The study highlighted that, “The tax refund caused consumers to make visits to dentists’ and doctors’ offices and pay outstanding hospital bills which they had deferred,” concluding that, “cash flow dynamics are a significant driver of out-of-pocket spending for healthcare. Even when consumers knew with near-certainty the size and source of a major cash infusion, they still waited until the infusion arrived before spending.”
This study demonstrates the sad phenomenon of patients putting off healthcare until they have enough cash in pocket to pay for it.

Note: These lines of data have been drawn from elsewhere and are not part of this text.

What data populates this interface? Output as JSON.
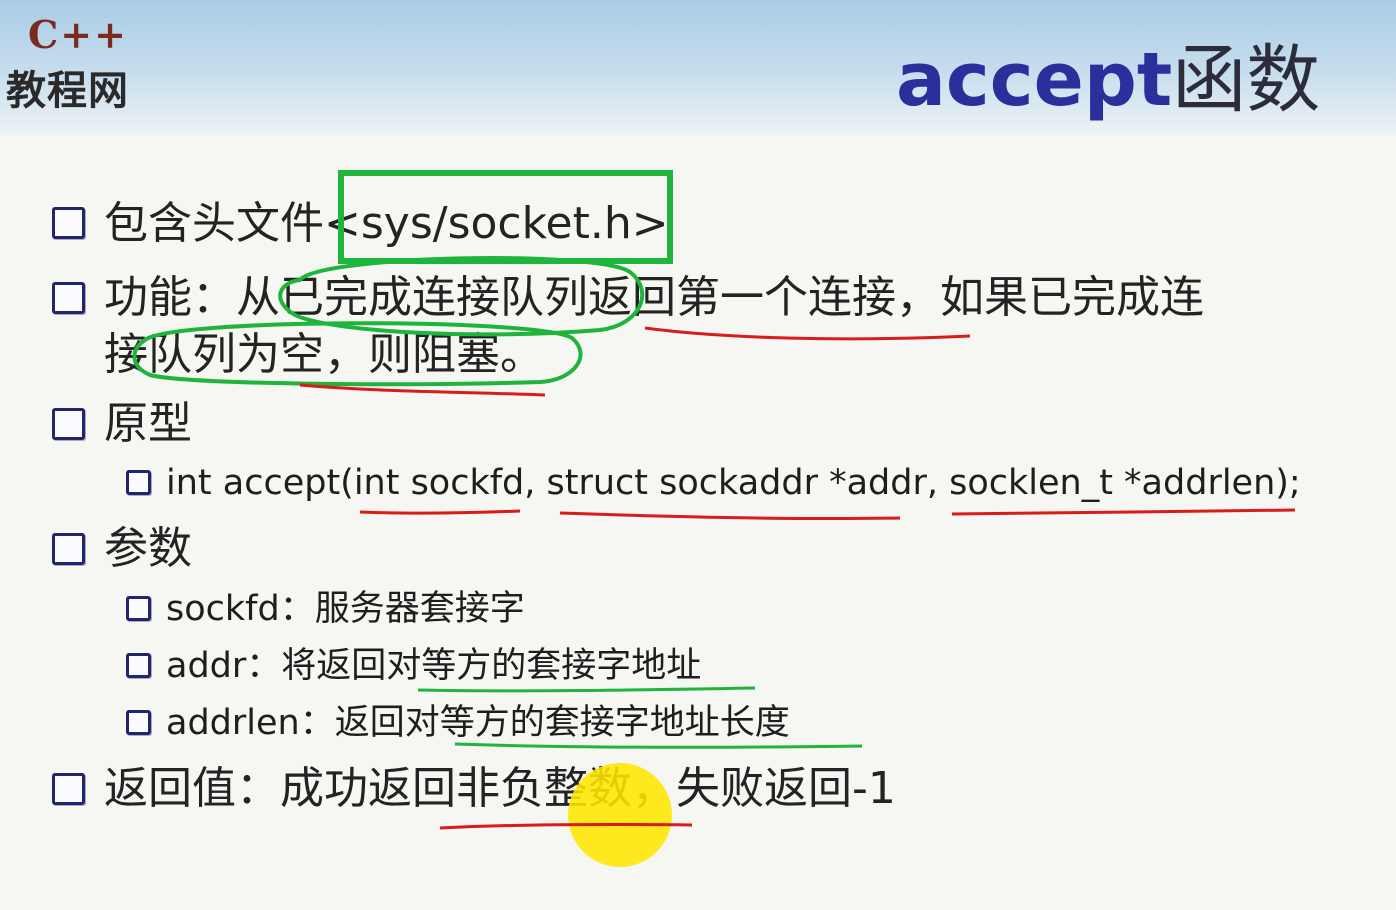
{
  "logo": {
    "cpp": "C++",
    "name": "教程网"
  },
  "title": {
    "en": "accept",
    "cn": "函数"
  },
  "bullets": {
    "header_file": "包含头文件<sys/socket.h>",
    "function_line1": "功能：从已完成连接队列返回第一个连接，如果已完成连",
    "function_line2": "接队列为空，则阻塞。",
    "prototype": "原型",
    "prototype_code": "int accept(int sockfd, struct sockaddr *addr, socklen_t *addrlen);",
    "params": "参数",
    "param_sockfd": "sockfd：服务器套接字",
    "param_addr": "addr：将返回对等方的套接字地址",
    "param_addrlen": "addrlen：返回对等方的套接字地址长度",
    "return_value": "返回值：成功返回非负整数，失败返回-1"
  },
  "colors": {
    "title": "#2a2f9c",
    "bullet_box": "#22256e",
    "annotation_green": "#1fb53c",
    "annotation_red": "#d81b1b",
    "cursor_highlight": "#ffe600"
  }
}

But why is this happening?
When shopping for health insurance, people find that plans with lower premiums have higher deductibles, co-pays and co-insurance. Of course this makes sense from an actuarial perspective, as the payor — whether federal, state or commercial – understands the trade-offs between paying more in monthly premiums, or paying more in the aggregate sum of co-pays, deductibles and co-insurance.

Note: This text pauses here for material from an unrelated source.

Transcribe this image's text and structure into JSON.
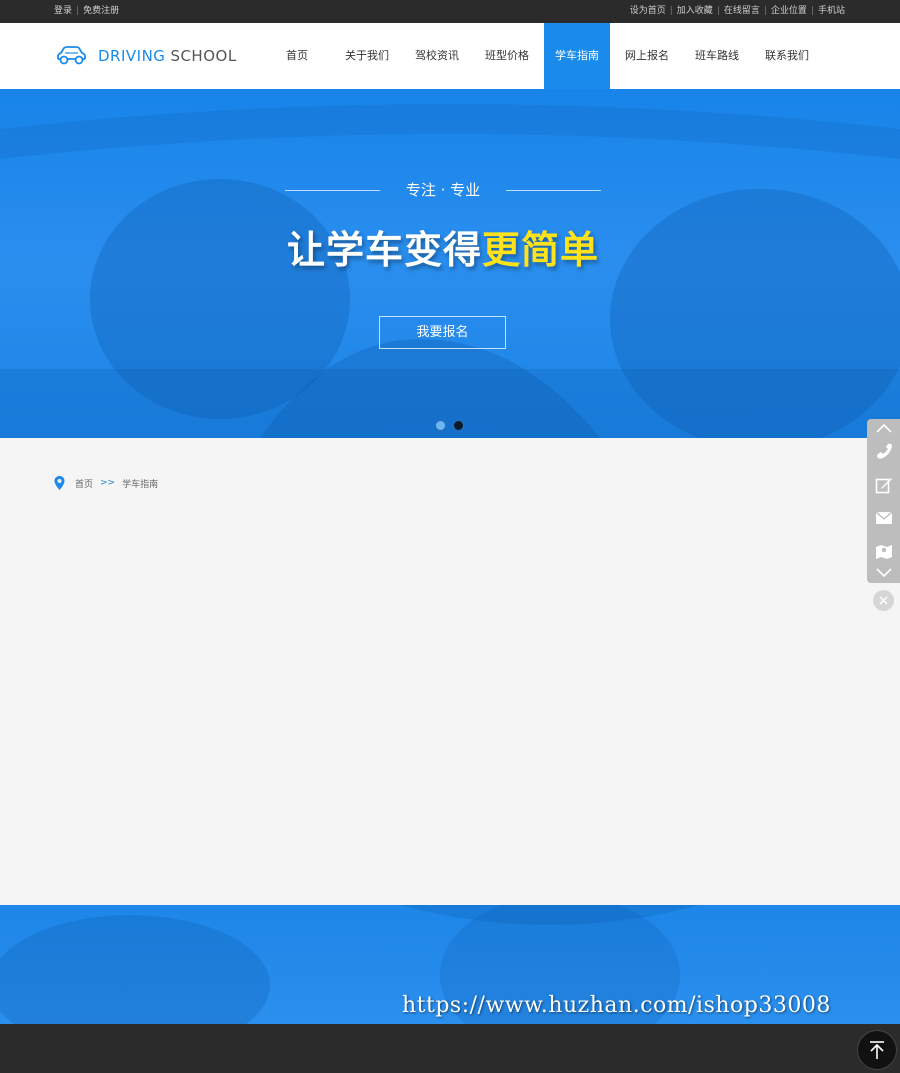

Writers in Health Affairs made the following conclusion: “Enrollment in high-deductible health plans (HDHPs) has greatly increased in recent years. Policy makers and other stakeholders need the best available evidence about how these plans may affect health care cost and utilization, but the literature has not been comprehensively synthesized. We performed a systematic review of methodologically rigorous studies that examined the impact of HDHPs on health care utilization and costs.”

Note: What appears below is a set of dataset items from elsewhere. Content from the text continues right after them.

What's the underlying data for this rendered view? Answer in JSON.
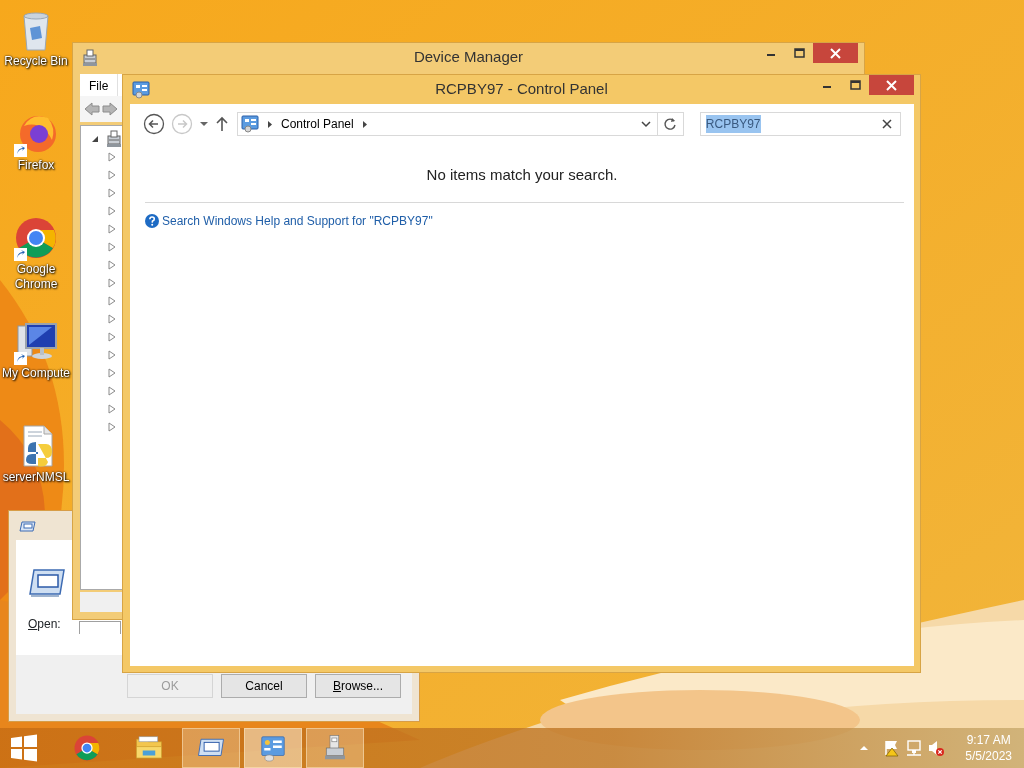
{
  "desktop_icons": [
    {
      "label": "Recycle Bin",
      "kind": "recycle",
      "shortcut": false
    },
    {
      "label": "Firefox",
      "kind": "firefox",
      "shortcut": true
    },
    {
      "label": "Google Chrome",
      "kind": "chrome",
      "shortcut": true
    },
    {
      "label": "My Compute",
      "kind": "computer",
      "shortcut": true
    },
    {
      "label": "serverNMSL",
      "kind": "python",
      "shortcut": false
    }
  ],
  "run_dialog": {
    "open_label": "Open:",
    "open_access_key_underlined": true,
    "buttons": [
      {
        "label": "OK",
        "disabled": true,
        "access_key_underlined": false
      },
      {
        "label": "Cancel",
        "disabled": false,
        "access_key_underlined": false
      },
      {
        "label": "Browse...",
        "disabled": false,
        "access_key_underlined": true
      }
    ]
  },
  "device_manager": {
    "title": "Device Manager",
    "menu": [
      "File"
    ],
    "tree": {
      "expanded": true,
      "children": [
        {
          "expanded": false
        },
        {
          "expanded": false
        },
        {
          "expanded": false
        },
        {
          "expanded": false
        },
        {
          "expanded": false
        },
        {
          "expanded": false
        },
        {
          "expanded": false
        },
        {
          "expanded": false
        },
        {
          "expanded": false
        },
        {
          "expanded": false
        },
        {
          "expanded": false
        },
        {
          "expanded": false
        },
        {
          "expanded": false
        },
        {
          "expanded": false
        },
        {
          "expanded": false
        },
        {
          "expanded": false
        }
      ]
    }
  },
  "control_panel": {
    "title": "RCPBY97 - Control Panel",
    "forward_disabled": true,
    "breadcrumb": [
      "Control Panel"
    ],
    "search": {
      "value": "RCPBY97",
      "selected": true
    },
    "message": "No items match your search.",
    "help_link": "Search Windows Help and Support for \"RCPBY97\""
  },
  "taskbar": {
    "items": [
      {
        "kind": "chrome",
        "open": false,
        "selected": false
      },
      {
        "kind": "explorer",
        "open": false,
        "selected": false
      },
      {
        "kind": "run",
        "open": true,
        "selected": false
      },
      {
        "kind": "control-panel",
        "open": true,
        "selected": true
      },
      {
        "kind": "device-manager",
        "open": true,
        "selected": false
      }
    ],
    "time": "9:17 AM",
    "date": "5/5/2023"
  }
}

“The plans were associated with a significant reduction in preventive care in seven of twelve studies and a significant reduction in office visits in six of eleven studies—which in turn led to a reduction in both appropriate and inappropriate care. Furthermore, bivariate analyses of data extracted from the included studies suggested that the plans may be associated with a reduction in appropriate preventive care and medication adherence. Current evidence suggests that HDHPs are associated with lower health care costs as a result of a reduction in the use of health services, including appropriate services.”
This article makes a really important point: HDPs are driving down healthcare costs, but at the expense of patients getting necessary care.
The problems with HDPs
Here is a summary of HDP problems:
- People with chronic illnesses have high out-of-pocket expenses
- Office visits, prescriptions and diagnostic tests are all paid out-of-pocket until the deductible is reached
- If a patient needs a major procedure, she/he will pay out of pocket until the deductible limit is met
- HDPs have created more bad debt for physicians and hospitals from patients unable to pay their bills
For young, healthy patients, HDPs are a reasonable option, as they bet that their annual healthcare expenses will be low. If they get really sick or are in a major accident, they will lose both medically and financially. For patients with chronic illnesses such as diabetes, multiple sclerosis or rheumatoid arthritis who require ongoing care and medications, HDPs are generally a poor option.
In summary, HDPs have been modestly effective at reining in total healthcare spending, but unfortunately at the cost of restricting healthcare to those who need it the most and can afford it the least. We need to find better and more comprehensive solutions to the cost problem in U.S. healthcare – high deductible plans are not the answer.